Gitmeden önce bu şova dair teknoloji ve sanatın 360 derece bir sahnede buluştuğunu biliyordum. Sözsüz aksiyon tiyatrosunun sahne ile seyirci arasındaki mesafeyi kaldırarak izleyicileri şovun bir parçası yaptığını da basın bülteninde okumuştum. Daha önce Amerika'da bu şovu izlemiş olan bir dostumdan şovun tek kelimeyle "inanılmaz !" olduğunu da duymuştum. Ancak bu alanı kendim deneyimledikten sonra akrobasi, tiyatro, dans, ışık ve müziğin bir araya geldiği bu şovun neden sıra dışı olarak tasvir edildiğini çok iyi anladım.
Basın toplantısında şovun Sahne Amiri Pablo Carpintero ile performans sanatçıları Lucia Kern, Julia Astigueta ve Tomas Wurch kendi açılarından şovu anlatırken bu şovun en başta yakın arkadaş ve aileleri davet ettikleri küçük ölçekli testlerle başladığını, sürecin farklı şehirlerde gösteriyi sunabilecek hale böyle geldiğini söyledi ve de “Gösterimizdeki en önemli fark, izleyiciyi katılmaya, tepki vermeye ve gösteride yer almaya teşvik etmemiz. Amacımız, izleyicilerin sahnelerde kendilerini görmelerini, onların da yapabileceklerini veya belki de o durumu yaşadıklarını hissetmelerini sağlamak." dedi.
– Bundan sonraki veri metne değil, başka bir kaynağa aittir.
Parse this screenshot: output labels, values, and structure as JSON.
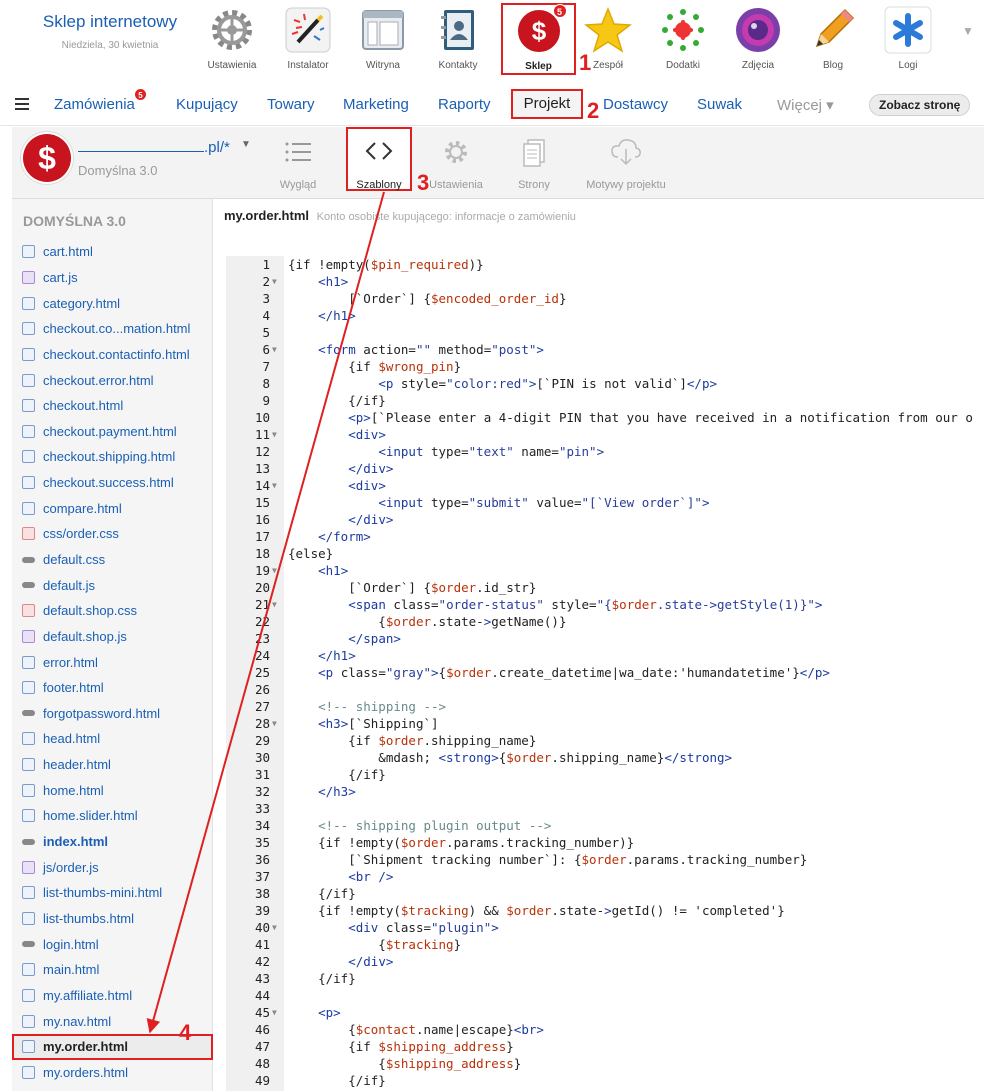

Performans sanatçılarından Julia Astigueta Türk izleyicilerin tamamen kendilerini gösteriye kaptırıp, şova katıldıklarından bahsederken, Tomas Wurch, izleyiciyi kışkırtmanın, onları koltuklarının rahatlığından çıkarıp, tiyatroyu bir rave veya rock konseriyle karıştıran bir gösteri yaratmanın, bir tür meydan okuma olduğunu söyledi.
Akrobasi sanatçısı Lucia Kern ise bu 65 dakikalık şovun izleyici ile aktörler arasındaki sınırları ortadan kaldırarak, sahnenin eğlenceli enerjisini alana getirmek olduğunu, bu şovun bu nedenle kendileri için tutku ve güzelliğin bir ifadesi olduğunu söyledi.
İzleyicilerin ana sahneye alınarak, özel efektler ve müzik ile performans sanatçılarının arasında gerçek bir deneyim yaşadıkları bu şovu bugüne kadar Leonardo Di Caprio, Usher, Beyonce, Jim Carry, Kayne West, Bradley Cooper gibi dünyaca ünlü isimler de izleyerek "muhteşem bir deneyim’’ olarak tanımlamış.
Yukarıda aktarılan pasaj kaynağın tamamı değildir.